The results demonstrate that fine-tuned LLMs outperformed the baseline model, particularly on more complex tasks that required contextual understanding, such as distinguishing promoters of highly vs. lowly expressed genes. For instance, DNABERT (3-mer) achieved the highest MCC of 73.48% on this task. However, for simpler tasks like distinguishing biological from artificial sequences, traditional machine learning methods were almost as effective. Interestingly, the most challenging task – directly classifying protein-coding vs. lncRNA gene promoters – saw a significant drop in LLM performance, suggesting the involvement of factors beyond promoter sequences.

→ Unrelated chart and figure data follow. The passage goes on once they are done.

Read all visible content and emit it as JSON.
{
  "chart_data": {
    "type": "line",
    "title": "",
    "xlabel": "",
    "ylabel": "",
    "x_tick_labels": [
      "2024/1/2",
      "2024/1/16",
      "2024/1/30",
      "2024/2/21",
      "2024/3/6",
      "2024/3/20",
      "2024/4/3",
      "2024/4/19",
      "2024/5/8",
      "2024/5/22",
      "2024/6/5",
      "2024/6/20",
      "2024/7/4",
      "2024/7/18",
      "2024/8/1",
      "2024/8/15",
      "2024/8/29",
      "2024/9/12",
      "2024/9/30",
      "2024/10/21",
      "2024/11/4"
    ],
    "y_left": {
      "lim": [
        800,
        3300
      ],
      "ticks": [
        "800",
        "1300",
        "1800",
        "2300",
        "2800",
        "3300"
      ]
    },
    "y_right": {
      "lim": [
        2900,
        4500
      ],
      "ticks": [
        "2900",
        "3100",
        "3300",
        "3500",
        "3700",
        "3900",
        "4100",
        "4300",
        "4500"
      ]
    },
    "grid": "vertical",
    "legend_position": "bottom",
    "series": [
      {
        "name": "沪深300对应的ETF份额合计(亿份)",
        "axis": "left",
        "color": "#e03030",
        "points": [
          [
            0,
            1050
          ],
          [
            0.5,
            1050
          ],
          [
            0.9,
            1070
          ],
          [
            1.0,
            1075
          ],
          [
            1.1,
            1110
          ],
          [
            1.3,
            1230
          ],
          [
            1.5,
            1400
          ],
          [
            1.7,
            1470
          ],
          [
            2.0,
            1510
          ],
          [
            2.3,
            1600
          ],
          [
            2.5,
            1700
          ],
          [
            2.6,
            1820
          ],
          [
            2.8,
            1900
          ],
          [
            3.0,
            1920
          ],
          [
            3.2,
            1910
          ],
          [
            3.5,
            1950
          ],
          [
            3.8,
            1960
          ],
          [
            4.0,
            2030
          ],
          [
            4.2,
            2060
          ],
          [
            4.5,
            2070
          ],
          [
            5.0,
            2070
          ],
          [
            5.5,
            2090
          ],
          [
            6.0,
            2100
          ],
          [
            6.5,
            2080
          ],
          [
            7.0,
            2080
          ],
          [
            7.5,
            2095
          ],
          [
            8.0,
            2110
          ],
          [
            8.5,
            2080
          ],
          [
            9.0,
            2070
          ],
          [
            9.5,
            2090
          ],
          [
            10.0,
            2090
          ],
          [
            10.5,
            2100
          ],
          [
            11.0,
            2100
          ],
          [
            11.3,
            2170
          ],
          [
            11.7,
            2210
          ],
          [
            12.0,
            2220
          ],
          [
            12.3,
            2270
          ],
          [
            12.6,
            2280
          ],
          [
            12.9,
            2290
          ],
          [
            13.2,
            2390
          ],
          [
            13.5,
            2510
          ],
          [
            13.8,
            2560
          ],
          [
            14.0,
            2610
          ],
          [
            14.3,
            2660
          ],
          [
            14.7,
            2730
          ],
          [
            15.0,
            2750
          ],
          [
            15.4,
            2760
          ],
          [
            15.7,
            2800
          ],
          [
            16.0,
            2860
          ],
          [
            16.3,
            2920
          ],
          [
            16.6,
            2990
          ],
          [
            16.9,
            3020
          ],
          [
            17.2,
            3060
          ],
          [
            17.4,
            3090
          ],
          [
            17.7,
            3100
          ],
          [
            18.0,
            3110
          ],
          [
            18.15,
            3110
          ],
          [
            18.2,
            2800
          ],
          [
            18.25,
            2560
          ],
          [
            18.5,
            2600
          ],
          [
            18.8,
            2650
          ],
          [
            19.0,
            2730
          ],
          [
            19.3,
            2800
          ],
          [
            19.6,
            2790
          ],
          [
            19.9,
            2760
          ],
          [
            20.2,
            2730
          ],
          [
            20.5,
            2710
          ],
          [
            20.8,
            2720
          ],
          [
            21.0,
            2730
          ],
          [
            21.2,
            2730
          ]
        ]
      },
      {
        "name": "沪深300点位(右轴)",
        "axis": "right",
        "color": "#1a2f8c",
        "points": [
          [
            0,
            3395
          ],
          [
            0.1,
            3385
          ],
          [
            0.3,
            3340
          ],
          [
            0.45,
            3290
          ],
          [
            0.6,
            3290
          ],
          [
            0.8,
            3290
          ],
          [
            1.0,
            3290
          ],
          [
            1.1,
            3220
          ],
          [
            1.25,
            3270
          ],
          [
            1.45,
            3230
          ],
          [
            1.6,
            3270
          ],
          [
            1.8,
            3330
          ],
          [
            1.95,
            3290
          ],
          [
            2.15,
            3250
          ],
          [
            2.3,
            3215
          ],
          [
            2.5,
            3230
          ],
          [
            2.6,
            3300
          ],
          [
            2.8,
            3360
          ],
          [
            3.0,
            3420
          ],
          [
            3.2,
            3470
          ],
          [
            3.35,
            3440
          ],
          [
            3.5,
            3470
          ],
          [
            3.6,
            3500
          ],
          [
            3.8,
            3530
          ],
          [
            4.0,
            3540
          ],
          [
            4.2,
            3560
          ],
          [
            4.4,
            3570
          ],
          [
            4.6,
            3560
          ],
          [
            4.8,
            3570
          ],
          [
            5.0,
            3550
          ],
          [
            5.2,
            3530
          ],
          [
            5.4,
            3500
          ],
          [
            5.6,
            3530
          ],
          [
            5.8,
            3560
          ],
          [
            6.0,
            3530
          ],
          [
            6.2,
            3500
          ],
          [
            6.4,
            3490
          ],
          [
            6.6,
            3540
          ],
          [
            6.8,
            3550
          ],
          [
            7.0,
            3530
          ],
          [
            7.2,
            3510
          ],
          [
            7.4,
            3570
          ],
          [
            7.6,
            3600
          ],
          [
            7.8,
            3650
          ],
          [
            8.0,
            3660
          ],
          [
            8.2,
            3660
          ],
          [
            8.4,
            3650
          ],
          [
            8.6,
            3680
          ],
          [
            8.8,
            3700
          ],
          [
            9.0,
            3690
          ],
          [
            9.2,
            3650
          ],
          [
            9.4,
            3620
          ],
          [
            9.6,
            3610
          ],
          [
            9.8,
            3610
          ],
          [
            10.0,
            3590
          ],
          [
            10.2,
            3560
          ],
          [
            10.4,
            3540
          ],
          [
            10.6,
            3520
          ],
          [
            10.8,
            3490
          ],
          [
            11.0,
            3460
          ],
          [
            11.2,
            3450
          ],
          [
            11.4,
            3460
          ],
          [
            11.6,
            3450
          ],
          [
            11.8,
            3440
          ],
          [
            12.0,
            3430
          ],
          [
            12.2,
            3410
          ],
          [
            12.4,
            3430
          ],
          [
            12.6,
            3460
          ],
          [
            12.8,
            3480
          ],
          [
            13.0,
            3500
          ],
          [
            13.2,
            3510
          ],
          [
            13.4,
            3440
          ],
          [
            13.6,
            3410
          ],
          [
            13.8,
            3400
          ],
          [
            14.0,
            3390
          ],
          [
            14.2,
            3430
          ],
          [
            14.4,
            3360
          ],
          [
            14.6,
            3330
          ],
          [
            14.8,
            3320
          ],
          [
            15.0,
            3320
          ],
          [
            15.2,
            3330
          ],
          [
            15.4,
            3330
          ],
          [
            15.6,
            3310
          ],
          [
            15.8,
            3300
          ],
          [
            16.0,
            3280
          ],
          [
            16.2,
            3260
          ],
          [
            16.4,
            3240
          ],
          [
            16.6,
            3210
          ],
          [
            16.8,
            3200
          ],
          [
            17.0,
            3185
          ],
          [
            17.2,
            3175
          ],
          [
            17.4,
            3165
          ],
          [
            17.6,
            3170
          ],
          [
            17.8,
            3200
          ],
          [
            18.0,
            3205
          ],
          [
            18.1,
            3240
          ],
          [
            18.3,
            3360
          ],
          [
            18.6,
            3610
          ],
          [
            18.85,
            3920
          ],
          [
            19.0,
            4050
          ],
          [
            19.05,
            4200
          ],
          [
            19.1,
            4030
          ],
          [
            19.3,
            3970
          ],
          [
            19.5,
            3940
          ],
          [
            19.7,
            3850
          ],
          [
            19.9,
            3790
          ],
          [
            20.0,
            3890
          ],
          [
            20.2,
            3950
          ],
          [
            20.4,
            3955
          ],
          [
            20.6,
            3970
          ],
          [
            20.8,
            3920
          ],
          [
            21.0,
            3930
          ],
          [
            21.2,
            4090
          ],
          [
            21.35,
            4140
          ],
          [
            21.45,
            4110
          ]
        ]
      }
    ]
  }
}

The study highlights the importance of considering task complexity and model selection when applying LLMs to biological sequence analysis. Data quality also emerged as a crucial factor, with artificially generated data potentially leading to inflated performance estimates. Promoter sequence length also influenced accuracy, with shorter sequences generally yielding better results. Feature importance analysis revealed that the initial 80bp upstream of transcription start sites (TSSs) contributed most significantly to gene expression prediction, pointing to the presence of key regulatory elements in this region.
This newsletter showcases the evolving landscape of computational genomics. While the dominance of foundation models is being challenged in specialized areas like genomics, alternative approaches are emerging. The work by Celikkanat et al. demonstrates that simpler, more interpretable k-mer based models can achieve comparable performance to complex foundation models in metagenomic binning, with the added benefit of improved scalability. Simultaneously, the potential of LLMs is becoming increasingly apparent. Boulaimen et al.'s research on integrating LLMs for genetic variant classification highlights the power of combining diverse data sources and modeling approaches to improve prediction accuracy, particularly for challenging VUS classifications. Wang et al.'s exploration of LLMs for lncRNA regulation analysis further underscores the promise of these models in deciphering complex biological processes, although careful consideration of task complexity, data quality, and interpretability is crucial. Collectively, these studies highlight the ongoing search for the right balance between model complexity and performance in tackling specific genomic challenges, paving the way for more accurate, efficient, and insightful biological data analysis.